For more information about typical monitoring architectures,
see <<how-monitoring-works>>.
--

. If you choose to use an `http` exporter:

.. On the cluster that you want to monitor (often called the _production cluster_),
configure each node to send metrics to your monitoring cluster. Configure an
HTTP exporter in the `xpack.monitoring.exporters` settings in the
`elasticsearch.yml` file. For example:
+
--
[source,yaml]
--------------------------------------------------
xpack.monitoring.exporters:
  id1:
    type: http
    host: ["http://es-mon-1:9200", "http://es-mon2:9200"]
--------------------------------------------------
--

.. If the Elastic {security-features} are enabled on the monitoring cluster, you
must provide appropriate credentials when data is shipped to the monitoring cluster:

... Create a user on the monitoring cluster that has the
<<built-in-roles,`remote_monitoring_agent` built-in role>>.
Alternatively, use the
<<built-in-users,`remote_monitoring_user` built-in user>>.

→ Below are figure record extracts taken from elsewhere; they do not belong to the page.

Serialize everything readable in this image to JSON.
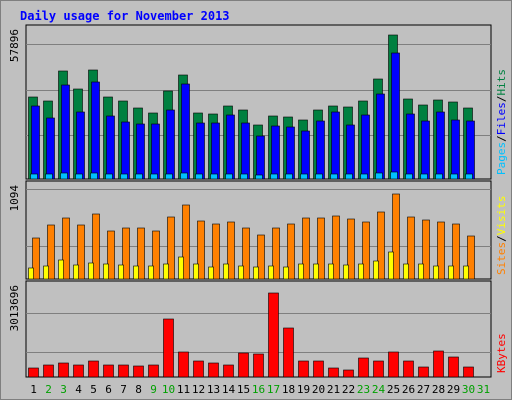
{
  "chart_data": {
    "type": "bar",
    "title": "Daily usage for November 2013",
    "categories": [
      "1",
      "2",
      "3",
      "4",
      "5",
      "6",
      "7",
      "8",
      "9",
      "10",
      "11",
      "12",
      "13",
      "14",
      "15",
      "16",
      "17",
      "18",
      "19",
      "20",
      "21",
      "22",
      "23",
      "24",
      "25",
      "26",
      "27",
      "28",
      "29",
      "30",
      "31"
    ],
    "weekend_days": [
      "2",
      "3",
      "9",
      "10",
      "16",
      "17",
      "23",
      "24",
      "30",
      "31"
    ],
    "panels": [
      {
        "name": "pages-files-hits",
        "ymax_label": "57896",
        "ymax": 57896,
        "axis_labels": [
          "Pages",
          "Files",
          "Hits"
        ],
        "series": [
          {
            "name": "Hits",
            "color": "#008040",
            "values": [
              31500,
              30000,
              41800,
              34600,
              42000,
              31600,
              30000,
              27400,
              25400,
              33800,
              40000,
              25400,
              24900,
              28200,
              26500,
              21000,
              24400,
              23800,
              22600,
              26700,
              28300,
              27900,
              30000,
              38700,
              55400,
              31000,
              28600,
              30600,
              29600,
              27400,
              0
            ]
          },
          {
            "name": "Files",
            "color": "#0000ff",
            "values": [
              28200,
              23600,
              36100,
              25700,
              37600,
              24500,
              21900,
              21300,
              21300,
              26700,
              36600,
              21500,
              21500,
              24800,
              21700,
              16700,
              20400,
              19900,
              18400,
              22200,
              25800,
              20800,
              24600,
              33000,
              48800,
              24900,
              22200,
              25800,
              22700,
              22300,
              0
            ]
          },
          {
            "name": "Pages",
            "color": "#00c0ff",
            "values": [
              2100,
              1900,
              2200,
              2000,
              2300,
              2000,
              1900,
              1800,
              1800,
              2100,
              2300,
              1900,
              1800,
              2000,
              1900,
              1700,
              1800,
              1800,
              1800,
              1900,
              2100,
              1900,
              2000,
              2300,
              2800,
              2100,
              1900,
              2000,
              1900,
              1900,
              0
            ]
          }
        ]
      },
      {
        "name": "visits-sites",
        "ymax_label": "1094",
        "ymax": 1094,
        "axis_labels": [
          "Sites",
          "Visits"
        ],
        "series": [
          {
            "name": "Sites",
            "color": "#ff8000",
            "values": [
              482,
              629,
              707,
              627,
              756,
              557,
              593,
              590,
              559,
              726,
              861,
              680,
              639,
              665,
              597,
              516,
              597,
              640,
              715,
              712,
              730,
              693,
              666,
              776,
              992,
              719,
              684,
              666,
              640,
              503,
              0
            ]
          },
          {
            "name": "Visits",
            "color": "#ffff00",
            "values": [
              130,
              154,
              216,
              164,
              190,
              174,
              163,
              153,
              153,
              180,
              252,
              169,
              145,
              176,
              153,
              144,
              151,
              142,
              175,
              180,
              169,
              159,
              180,
              205,
              310,
              179,
              171,
              157,
              153,
              146,
              0
            ]
          }
        ]
      },
      {
        "name": "kbytes",
        "ymax_label": "3013696",
        "ymax": 3013696,
        "axis_labels": [
          "KBytes"
        ],
        "series": [
          {
            "name": "KBytes",
            "color": "#ff0000",
            "values": [
              305000,
              386000,
              445000,
              378000,
              510000,
              380000,
              378000,
              348000,
              405000,
              1915000,
              807000,
              533000,
              457000,
              408000,
              792000,
              750000,
              2764000,
              1620000,
              535000,
              534000,
              310000,
              219000,
              610000,
              517000,
              816000,
              510000,
              320000,
              838000,
              642000,
              336000,
              0
            ]
          }
        ]
      }
    ]
  }
}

... Add the user ID and password settings to the HTTP exporter settings in the
`elasticsearch.yml` file and keystore on each node. +
+
--
For example:

[source,yaml]
--------------------------------------------------
xpack.monitoring.exporters:
  id1:
    type: http
    host: ["http://es-mon-1:9200", "http://es-mon2:9200"]
    auth.username: remote_monitoring_user
    # "xpack.monitoring.exporters.id1.auth.secure_password" must be set in the keystore
--------------------------------------------------
--

.. If you configured the monitoring cluster to use
<<configuring-tls,encrypted communications>>, you must use the HTTPS protocol in
the `host` setting. You must also specify the trusted CA certificates that will
be used to verify the identity of the nodes in the monitoring cluster.

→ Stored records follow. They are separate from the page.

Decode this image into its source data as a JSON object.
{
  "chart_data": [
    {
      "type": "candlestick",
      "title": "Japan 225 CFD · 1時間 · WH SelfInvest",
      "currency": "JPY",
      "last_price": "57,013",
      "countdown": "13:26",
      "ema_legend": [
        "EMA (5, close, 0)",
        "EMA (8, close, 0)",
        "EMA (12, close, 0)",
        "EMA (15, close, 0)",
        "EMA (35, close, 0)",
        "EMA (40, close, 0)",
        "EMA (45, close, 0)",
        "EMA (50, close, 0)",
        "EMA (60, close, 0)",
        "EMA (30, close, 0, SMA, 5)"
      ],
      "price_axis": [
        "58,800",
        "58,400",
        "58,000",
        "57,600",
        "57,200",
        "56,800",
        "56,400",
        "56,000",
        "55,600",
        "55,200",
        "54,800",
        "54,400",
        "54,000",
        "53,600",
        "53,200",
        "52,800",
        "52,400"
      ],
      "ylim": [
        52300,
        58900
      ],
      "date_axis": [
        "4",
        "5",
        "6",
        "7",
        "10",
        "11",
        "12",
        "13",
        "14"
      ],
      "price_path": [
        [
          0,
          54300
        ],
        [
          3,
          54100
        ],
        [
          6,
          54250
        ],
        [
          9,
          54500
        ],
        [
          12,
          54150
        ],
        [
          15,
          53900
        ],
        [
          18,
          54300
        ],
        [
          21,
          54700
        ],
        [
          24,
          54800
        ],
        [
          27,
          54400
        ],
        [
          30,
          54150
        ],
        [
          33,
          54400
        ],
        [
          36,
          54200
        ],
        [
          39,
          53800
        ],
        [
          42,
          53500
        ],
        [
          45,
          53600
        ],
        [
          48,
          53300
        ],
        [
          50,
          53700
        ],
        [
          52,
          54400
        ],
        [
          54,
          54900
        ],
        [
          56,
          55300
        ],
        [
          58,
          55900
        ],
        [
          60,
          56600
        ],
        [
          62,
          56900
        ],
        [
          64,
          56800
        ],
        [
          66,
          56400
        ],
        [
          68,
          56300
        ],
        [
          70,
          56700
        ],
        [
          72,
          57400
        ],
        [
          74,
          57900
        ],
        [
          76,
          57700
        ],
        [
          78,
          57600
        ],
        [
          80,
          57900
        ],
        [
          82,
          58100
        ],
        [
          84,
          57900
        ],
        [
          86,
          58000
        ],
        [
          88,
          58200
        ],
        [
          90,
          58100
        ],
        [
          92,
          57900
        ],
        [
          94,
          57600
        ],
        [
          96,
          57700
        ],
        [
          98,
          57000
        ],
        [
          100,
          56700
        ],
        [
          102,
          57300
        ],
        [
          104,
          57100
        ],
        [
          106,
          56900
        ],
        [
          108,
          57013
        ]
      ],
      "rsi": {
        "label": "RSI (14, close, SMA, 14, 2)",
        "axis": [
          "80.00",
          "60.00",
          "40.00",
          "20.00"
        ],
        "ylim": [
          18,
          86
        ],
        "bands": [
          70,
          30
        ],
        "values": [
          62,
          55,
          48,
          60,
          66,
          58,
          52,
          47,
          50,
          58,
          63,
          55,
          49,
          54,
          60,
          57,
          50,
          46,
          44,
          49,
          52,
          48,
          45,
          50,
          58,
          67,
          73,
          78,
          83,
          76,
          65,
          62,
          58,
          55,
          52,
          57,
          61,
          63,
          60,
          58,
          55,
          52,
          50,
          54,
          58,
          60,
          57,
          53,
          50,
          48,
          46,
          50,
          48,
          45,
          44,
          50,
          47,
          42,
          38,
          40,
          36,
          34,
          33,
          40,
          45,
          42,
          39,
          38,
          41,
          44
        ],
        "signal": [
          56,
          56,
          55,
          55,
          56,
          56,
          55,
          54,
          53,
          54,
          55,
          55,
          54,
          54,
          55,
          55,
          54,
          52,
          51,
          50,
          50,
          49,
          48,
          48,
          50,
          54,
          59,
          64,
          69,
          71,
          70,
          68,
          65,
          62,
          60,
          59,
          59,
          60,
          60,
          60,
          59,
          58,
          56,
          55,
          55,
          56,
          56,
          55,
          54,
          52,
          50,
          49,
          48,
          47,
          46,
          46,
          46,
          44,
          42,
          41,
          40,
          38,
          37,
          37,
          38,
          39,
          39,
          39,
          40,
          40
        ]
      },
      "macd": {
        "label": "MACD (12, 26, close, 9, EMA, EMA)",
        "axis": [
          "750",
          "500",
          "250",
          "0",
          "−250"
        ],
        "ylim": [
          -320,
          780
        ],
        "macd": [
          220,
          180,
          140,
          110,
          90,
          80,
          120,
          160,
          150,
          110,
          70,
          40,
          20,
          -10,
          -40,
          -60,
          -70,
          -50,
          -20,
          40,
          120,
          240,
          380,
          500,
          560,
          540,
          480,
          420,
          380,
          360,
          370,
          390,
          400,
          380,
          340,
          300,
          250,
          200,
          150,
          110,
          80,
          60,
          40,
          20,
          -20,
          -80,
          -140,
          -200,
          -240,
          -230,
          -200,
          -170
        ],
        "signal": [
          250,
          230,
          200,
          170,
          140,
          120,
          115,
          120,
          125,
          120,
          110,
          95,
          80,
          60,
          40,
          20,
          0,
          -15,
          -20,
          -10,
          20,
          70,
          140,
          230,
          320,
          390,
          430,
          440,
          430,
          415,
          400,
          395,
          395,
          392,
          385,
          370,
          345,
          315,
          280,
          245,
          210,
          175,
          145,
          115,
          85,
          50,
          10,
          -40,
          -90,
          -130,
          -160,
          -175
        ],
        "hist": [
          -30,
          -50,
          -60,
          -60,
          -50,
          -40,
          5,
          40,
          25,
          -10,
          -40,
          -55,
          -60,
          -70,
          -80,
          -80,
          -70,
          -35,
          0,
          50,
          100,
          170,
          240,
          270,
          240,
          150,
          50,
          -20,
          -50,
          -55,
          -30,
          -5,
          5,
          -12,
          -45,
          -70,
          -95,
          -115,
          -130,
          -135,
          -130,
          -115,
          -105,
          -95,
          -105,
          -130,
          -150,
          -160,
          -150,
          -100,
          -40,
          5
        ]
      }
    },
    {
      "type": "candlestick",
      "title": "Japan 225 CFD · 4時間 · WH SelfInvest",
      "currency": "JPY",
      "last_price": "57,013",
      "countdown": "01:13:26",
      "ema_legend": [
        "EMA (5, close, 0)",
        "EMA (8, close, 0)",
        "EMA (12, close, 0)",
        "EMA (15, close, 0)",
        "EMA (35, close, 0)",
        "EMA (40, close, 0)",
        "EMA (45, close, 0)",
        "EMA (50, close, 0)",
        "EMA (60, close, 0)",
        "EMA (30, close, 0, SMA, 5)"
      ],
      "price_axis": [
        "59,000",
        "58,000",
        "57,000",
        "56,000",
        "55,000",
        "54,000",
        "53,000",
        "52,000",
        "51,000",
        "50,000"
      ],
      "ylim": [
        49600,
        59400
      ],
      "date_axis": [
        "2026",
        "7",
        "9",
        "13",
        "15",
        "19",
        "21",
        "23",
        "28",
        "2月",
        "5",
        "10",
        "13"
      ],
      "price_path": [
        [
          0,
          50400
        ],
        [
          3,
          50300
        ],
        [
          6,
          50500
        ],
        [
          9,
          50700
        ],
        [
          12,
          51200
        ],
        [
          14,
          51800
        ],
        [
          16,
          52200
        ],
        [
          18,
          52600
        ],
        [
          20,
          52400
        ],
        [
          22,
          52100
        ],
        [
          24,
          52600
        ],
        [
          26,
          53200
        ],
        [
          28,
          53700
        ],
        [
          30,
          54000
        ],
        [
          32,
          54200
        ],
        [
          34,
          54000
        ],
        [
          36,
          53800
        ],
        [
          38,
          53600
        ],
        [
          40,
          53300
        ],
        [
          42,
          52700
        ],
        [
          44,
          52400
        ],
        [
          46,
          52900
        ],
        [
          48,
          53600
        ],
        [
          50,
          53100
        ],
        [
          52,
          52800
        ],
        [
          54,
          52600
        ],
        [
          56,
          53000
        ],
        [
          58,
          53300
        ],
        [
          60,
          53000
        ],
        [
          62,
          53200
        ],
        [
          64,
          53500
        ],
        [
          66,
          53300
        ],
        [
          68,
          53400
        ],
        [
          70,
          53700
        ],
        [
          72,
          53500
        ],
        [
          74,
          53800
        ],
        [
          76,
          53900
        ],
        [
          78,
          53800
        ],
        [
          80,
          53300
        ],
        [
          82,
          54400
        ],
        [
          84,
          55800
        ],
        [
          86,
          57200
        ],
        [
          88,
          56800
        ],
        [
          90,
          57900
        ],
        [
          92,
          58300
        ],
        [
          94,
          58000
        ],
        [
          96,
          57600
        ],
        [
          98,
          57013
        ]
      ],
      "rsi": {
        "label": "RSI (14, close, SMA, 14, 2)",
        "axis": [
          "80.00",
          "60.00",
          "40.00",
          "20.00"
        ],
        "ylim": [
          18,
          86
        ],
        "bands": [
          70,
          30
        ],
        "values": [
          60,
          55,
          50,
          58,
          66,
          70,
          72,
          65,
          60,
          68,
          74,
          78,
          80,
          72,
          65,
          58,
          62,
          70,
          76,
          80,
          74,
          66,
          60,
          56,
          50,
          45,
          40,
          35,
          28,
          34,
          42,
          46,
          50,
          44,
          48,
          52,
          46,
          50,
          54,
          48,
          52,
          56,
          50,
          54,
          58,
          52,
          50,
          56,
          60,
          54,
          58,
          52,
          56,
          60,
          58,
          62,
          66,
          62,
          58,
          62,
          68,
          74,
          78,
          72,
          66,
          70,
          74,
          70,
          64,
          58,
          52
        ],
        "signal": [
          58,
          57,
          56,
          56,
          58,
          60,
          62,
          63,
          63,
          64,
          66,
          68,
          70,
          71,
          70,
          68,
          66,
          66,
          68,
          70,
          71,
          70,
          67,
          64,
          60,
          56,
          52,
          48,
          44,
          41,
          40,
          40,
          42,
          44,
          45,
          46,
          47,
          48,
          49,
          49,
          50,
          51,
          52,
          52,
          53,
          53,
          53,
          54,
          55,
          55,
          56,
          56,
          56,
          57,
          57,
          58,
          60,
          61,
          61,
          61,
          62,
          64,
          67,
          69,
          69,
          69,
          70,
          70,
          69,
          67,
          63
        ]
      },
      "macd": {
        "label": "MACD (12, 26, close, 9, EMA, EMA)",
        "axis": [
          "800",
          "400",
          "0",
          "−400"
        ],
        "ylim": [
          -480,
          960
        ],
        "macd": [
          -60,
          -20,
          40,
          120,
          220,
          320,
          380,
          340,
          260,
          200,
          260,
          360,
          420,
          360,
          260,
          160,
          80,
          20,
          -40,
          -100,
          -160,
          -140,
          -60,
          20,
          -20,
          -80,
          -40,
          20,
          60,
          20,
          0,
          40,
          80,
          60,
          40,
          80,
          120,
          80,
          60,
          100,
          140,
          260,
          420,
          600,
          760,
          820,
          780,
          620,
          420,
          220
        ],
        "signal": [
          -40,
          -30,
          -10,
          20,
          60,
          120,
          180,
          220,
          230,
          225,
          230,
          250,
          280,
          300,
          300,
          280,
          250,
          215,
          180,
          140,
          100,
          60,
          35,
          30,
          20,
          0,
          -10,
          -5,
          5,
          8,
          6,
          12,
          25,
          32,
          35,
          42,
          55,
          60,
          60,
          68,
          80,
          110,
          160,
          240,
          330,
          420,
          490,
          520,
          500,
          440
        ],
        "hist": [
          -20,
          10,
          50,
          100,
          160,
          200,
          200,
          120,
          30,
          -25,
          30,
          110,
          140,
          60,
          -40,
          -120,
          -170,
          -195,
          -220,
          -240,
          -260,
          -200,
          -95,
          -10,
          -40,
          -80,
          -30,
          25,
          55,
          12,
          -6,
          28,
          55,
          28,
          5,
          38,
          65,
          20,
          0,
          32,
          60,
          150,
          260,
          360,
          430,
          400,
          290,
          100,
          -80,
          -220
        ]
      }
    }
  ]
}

*** To add a CA certificate to an {es} node's trusted certificates, you can
specify the location of the PEM encoded certificate with the
`certificate_authorities` setting. For example:
+
--
[source,yaml]
--------------------------------------------------
xpack.monitoring.exporters:
  id1:
    type: http
    host: ["https://es-mon1:9200", "https://es-mon2:9200"]
    auth:
      username: remote_monitoring_user
      # "xpack.monitoring.exporters.id1.auth.secure_password" must be set in the keystore
    ssl:
      certificate_authorities: [ "/path/to/ca.crt" ]
--------------------------------------------------
--

*** Alternatively, you can configure trusted certificates using a truststore
(a Java Keystore file that contains the certificates). For example:
+
--
[source,yaml]
--------------------------------------------------
xpack.monitoring.exporters:
  id1:
    type: http
    host: ["https://es-mon1:9200", "https://es-mon2:9200"]
    auth:
      username: remote_monitoring_user
      # "xpack.monitoring.exporters.id1.auth.secure_password" must be set in the keystore
    ssl:
      truststore.path: /path/to/file
      truststore.password: password
--------------------------------------------------
--

. Configure your cluster to route monitoring data from sources such as {kib},
Beats, and {ls} to the monitoring cluster. For information about configuring
each product to collect and send monitoring data, see <<monitor-elasticsearch-cluster>>.

. If you updated settings in the `elasticsearch.yml` files on your production
cluster, restart {es}. See <<stopping-elasticsearch>> and <<starting-elasticsearch>>.
+
--
TIP: You may want to temporarily {ref}/modules-cluster.html[disable shard
allocation] before you restart your nodes to avoid unnecessary shard
reallocation during the install process.

--

. Optional:
<<config-monitoring-indices,Configure the indices that store the monitoring data>>.

. {kibana-ref}/monitoring-data.html[View the monitoring data in {kib}].